Bevor Skoda die Coupe-Version des Kodiaq nach Europa bringt, muss der Hersteller erst einmal das Wachstum durch das neue begehrte Modell bewältigen, so Skoda-Chef Bernhard Maier. Bild: Skoda

| von Andreas Karius

"Wir wissen aus internen Untersuchungen, dass das Fahrzeug, das Sie ansprechen, auch in Märkten außerhalb Chinas gut ankommen würde. Daher prüfen wir, in welcher Form wir es nach Europa bringen können“, sagte Skoda-Chef Bernhard Maier im Gespräch mit der Zeitschrift auto motor und sport. Zuvor müsse Skoda aber erst einmal das Wachstum durch den neuen Kodiaq bewältigen.

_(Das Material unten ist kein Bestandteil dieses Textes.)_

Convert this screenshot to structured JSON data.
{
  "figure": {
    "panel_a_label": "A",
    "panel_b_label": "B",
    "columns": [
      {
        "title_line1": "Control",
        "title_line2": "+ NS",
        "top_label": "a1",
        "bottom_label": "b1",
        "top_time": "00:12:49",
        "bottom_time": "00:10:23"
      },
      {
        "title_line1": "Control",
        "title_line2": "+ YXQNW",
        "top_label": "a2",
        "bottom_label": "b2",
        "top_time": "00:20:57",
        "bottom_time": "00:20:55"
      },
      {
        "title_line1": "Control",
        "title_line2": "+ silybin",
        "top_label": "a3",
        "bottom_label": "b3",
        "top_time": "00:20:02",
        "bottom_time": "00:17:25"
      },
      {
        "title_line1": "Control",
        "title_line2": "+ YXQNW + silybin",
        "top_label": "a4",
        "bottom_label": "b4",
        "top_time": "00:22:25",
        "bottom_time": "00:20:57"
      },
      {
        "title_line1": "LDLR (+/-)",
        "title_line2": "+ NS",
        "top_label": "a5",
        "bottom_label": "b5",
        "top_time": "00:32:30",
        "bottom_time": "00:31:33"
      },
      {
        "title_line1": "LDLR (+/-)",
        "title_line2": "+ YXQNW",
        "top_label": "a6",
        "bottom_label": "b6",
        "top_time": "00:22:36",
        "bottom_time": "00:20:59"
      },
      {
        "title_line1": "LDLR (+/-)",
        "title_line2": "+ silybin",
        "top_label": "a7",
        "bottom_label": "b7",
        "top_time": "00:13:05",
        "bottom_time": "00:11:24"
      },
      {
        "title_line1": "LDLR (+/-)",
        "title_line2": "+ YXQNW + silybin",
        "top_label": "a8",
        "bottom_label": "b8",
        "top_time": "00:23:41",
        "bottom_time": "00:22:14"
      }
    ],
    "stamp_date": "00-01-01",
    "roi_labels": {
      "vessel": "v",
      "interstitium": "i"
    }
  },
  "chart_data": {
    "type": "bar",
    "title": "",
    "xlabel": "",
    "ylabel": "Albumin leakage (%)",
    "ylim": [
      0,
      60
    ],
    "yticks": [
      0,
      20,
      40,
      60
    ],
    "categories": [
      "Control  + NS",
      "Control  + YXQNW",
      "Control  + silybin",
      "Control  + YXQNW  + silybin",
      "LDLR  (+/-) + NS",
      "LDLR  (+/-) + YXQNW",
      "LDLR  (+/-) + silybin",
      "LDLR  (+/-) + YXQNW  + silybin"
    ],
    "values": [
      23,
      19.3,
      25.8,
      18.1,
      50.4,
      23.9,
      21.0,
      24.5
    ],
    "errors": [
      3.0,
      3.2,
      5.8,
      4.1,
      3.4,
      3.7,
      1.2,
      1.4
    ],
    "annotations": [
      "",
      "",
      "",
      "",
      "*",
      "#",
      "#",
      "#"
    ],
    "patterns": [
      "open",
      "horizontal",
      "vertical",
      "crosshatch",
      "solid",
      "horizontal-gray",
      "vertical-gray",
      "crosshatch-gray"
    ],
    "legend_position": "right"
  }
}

Der SUV werde die nächste Wachstumsphase für Skoda einleiten. "Für uns ist der Kodiaq der Auftakt zu einer breit angelegten SUV-Offensive. Die ist eine von drei Säulen unserer Strategie." Skoda werde künftig auch einen kompakten SUV anbieten und damit die dritte SUV-Baureihe. "Es gibt einen klaren Trend zu Crossover-Modellen im Kleinwagensegment. Da geht es um Individualisierung und Lifestyle. Auch hier können wir uns ein Produkt vorstellen, das zu Skoda passt", sagte Maier. "Wir arbeiten an einem solchen Auto. Über Details möchte ich erst dann sprechen, wenn das Projekt eine gewisse Reife erreicht hat."

Dass Skoda in Sachen Design in der Liga von Audi und VW spielt, ist für Maier kein Problem. "Attraktives Design kostet  nicht zwangsläufig mehr Geld und ist für mich deshalb keine Frage von Premium oder nicht Premium. Wir können ja nicht mit der Einstellung antreten, keine schönen Autos bauen zu wollen." Dass es Probleme mit der Mutter VW geben könnte wegen der Skoda-Erfolge, glaubt Maier nicht. "Die Diskussion der internen Konkurrenz wird von außen überbewertet. Die nüchternen Zahlen sprechen eine andere Sprache. VW hat sich in den vergangenen Jahren gut entwickelt – und Skoda eben auch."